The plan involves extending the curb at five intersections. City traffic engineer Jeff Lecky said extensions, by narrowing vehicles’ travel lanes, create a “visual obstruction” that encourage drivers to slow down.
Extensions also give pedestrians and drivers waiting to cross Club Boulevard a better view of oncoming traffic. But constructing them requires taking down 14 trees and, despite the city’s intention to replace them, spoil the tree canopy that is part of the century-old neighborhood’s historic character.
“The destruction of those elements destroys the character of my neighborhood. That detracts from the value of my home,” Berghausen said.

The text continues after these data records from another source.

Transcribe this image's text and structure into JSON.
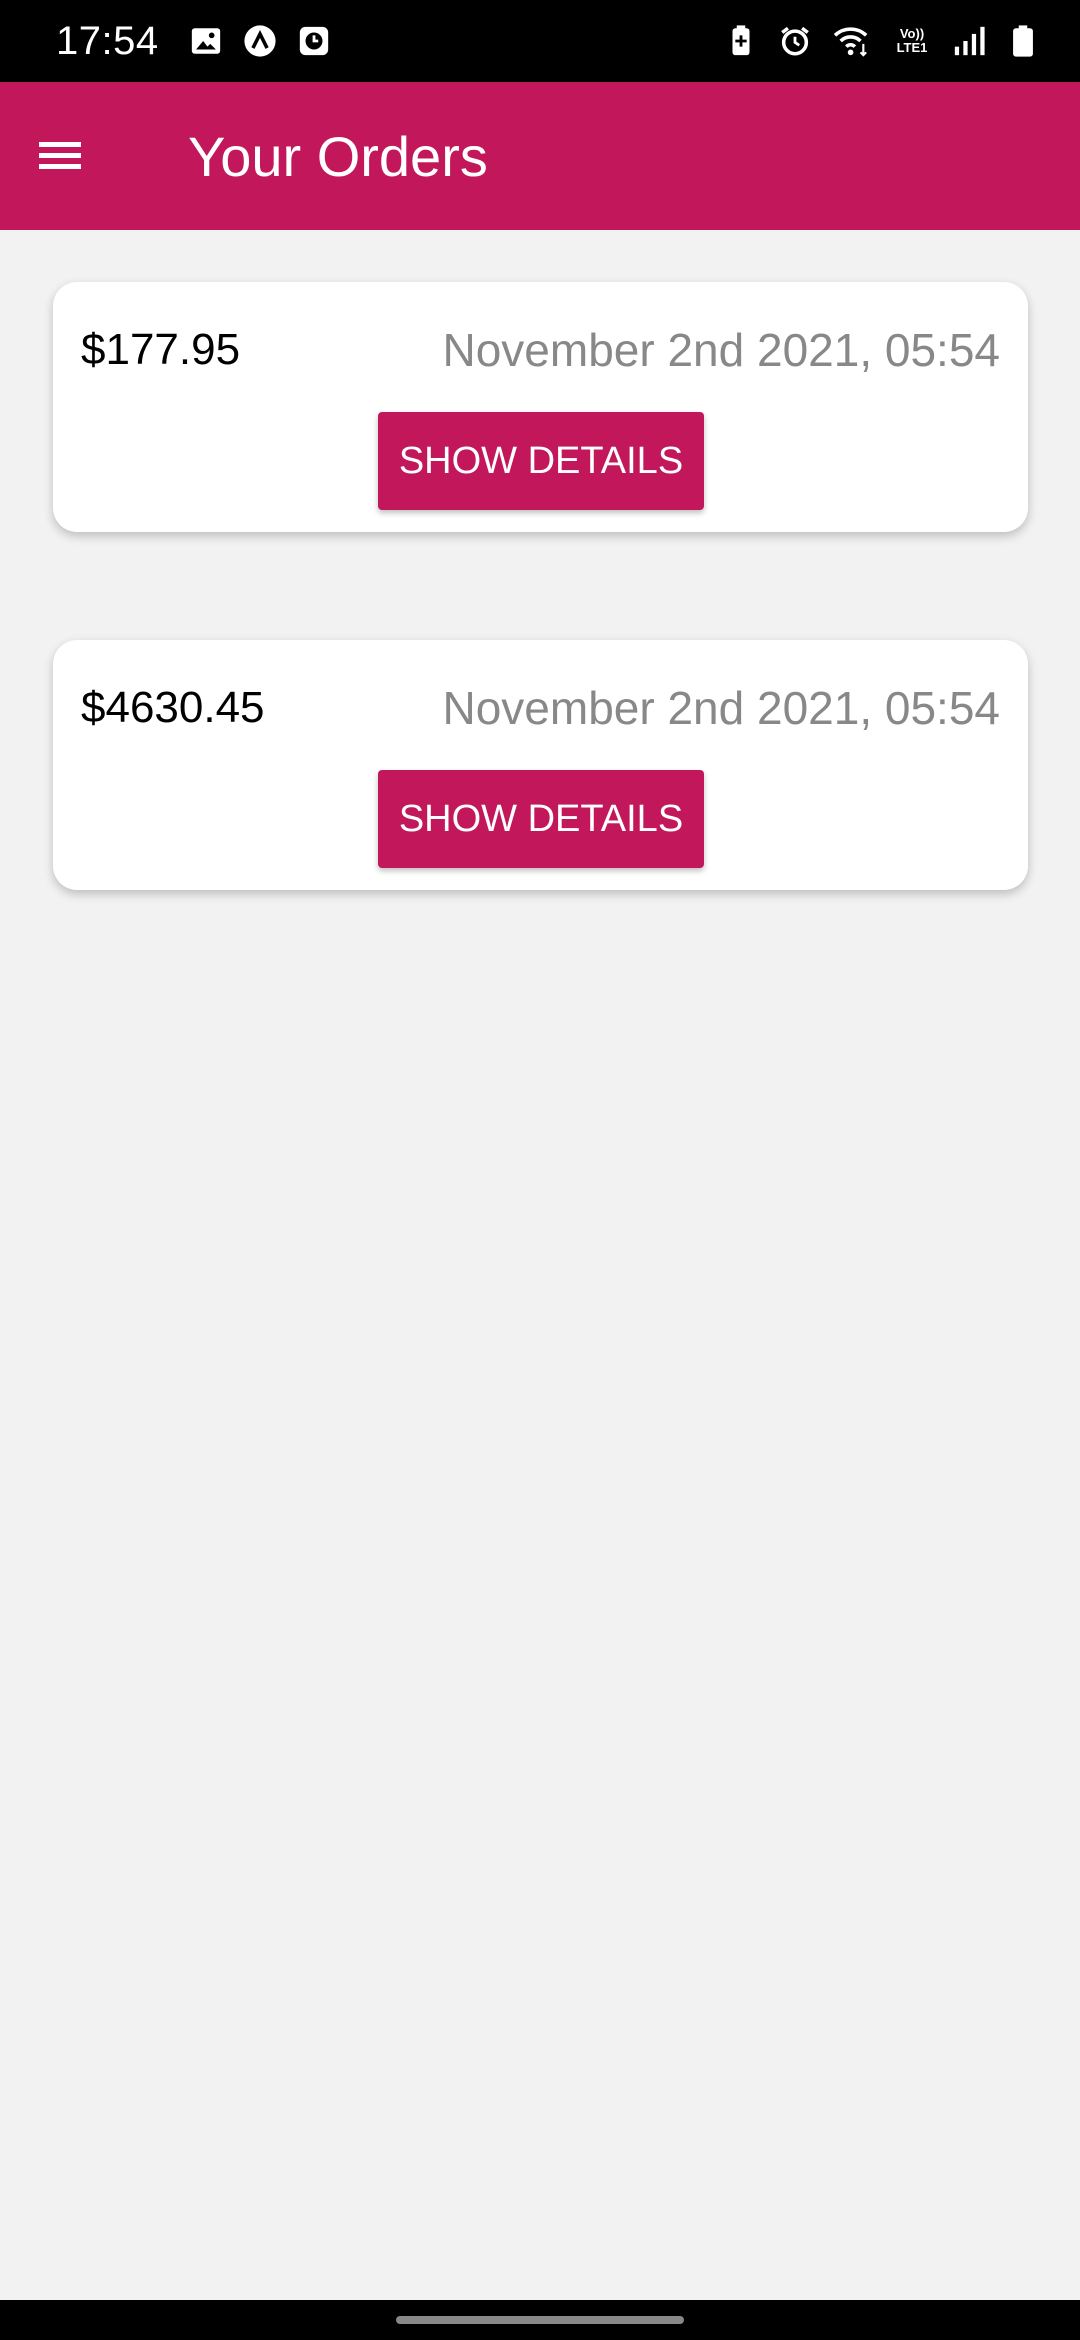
{
  "status_bar": {
    "time": "17:54",
    "left_icons": [
      "gallery-icon",
      "app-a-icon",
      "clock-app-icon"
    ],
    "right_icons": [
      "battery-saver-icon",
      "alarm-icon",
      "wifi-icon",
      "volte-icon",
      "signal-icon",
      "battery-icon"
    ],
    "volte_text": "Vo))",
    "lte_text": "LTE1"
  },
  "app_bar": {
    "title": "Your Orders",
    "color": "#c2185b"
  },
  "orders": [
    {
      "amount": "$177.95",
      "date": "November 2nd 2021, 05:54",
      "button_label": "SHOW DETAILS"
    },
    {
      "amount": "$4630.45",
      "date": "November 2nd 2021, 05:54",
      "button_label": "SHOW DETAILS"
    }
  ]
}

O’Toole maintained that the traffic-calming plan would, if anything, raise values by improving safety.
The city’s argument hinged on a point of state law regarding appeals of “quasi-judicial” decisions such as that made by the preservation commission. Essentially, Berghausen lacked standing because he could show no special adverse effect of the tree cutting.
“He has to show that he has specific damages different from everybody else,” assistant Durham County Attorney Brian Wardell said in summarizing the issues involved before the board’s vote.

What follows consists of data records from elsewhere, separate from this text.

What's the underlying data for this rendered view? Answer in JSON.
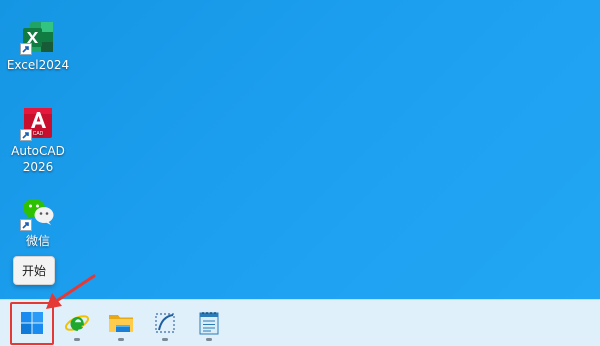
{
  "desktop": {
    "background_color": "#1d9ff0",
    "icons": [
      {
        "label": "Excel2024",
        "icon": "excel-icon"
      },
      {
        "label_line1": "AutoCAD",
        "label_line2": "2026",
        "icon": "autocad-icon"
      },
      {
        "label": "微信",
        "icon": "wechat-icon"
      }
    ]
  },
  "tooltip": {
    "text": "开始"
  },
  "taskbar": {
    "background_color": "#dff0fb",
    "items": [
      {
        "icon": "windows-start-icon"
      },
      {
        "icon": "internet-explorer-icon"
      },
      {
        "icon": "file-explorer-icon"
      },
      {
        "icon": "snipping-tool-icon"
      },
      {
        "icon": "notepad-icon"
      }
    ]
  },
  "annotation": {
    "color": "#e53935"
  }
}
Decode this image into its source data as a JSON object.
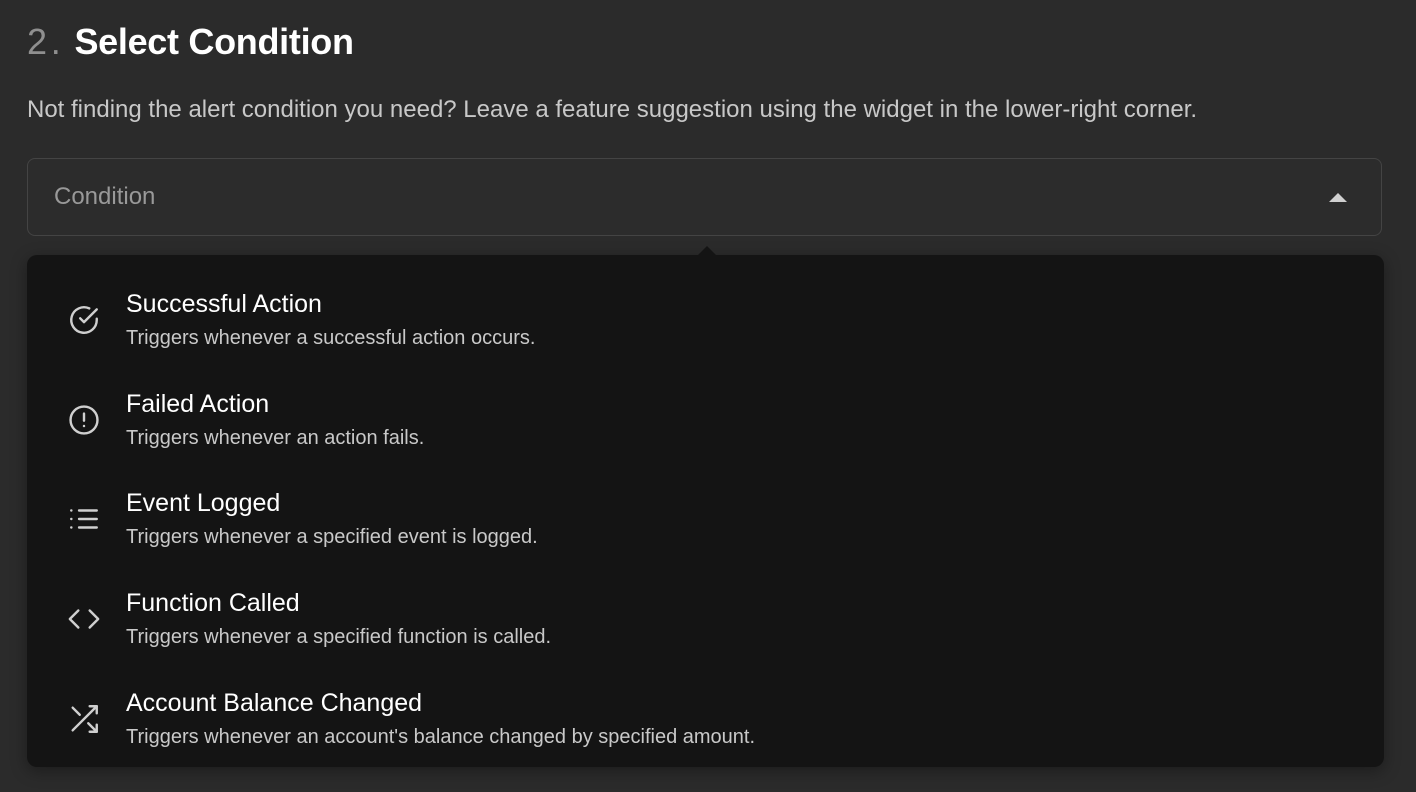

Even with the Board of Adjustment decision, traffic calming on West Club Boulevard remains a project on paper. No money has been appropriated for implementing it, and the City Council has yet to issue a go-ahead.
“The traffic-calming plan still has a long way to go,” Berghausen said. “We can bring to bear a large number of people who don’t understand the folly and the certainty of ruining the street, at great expense.”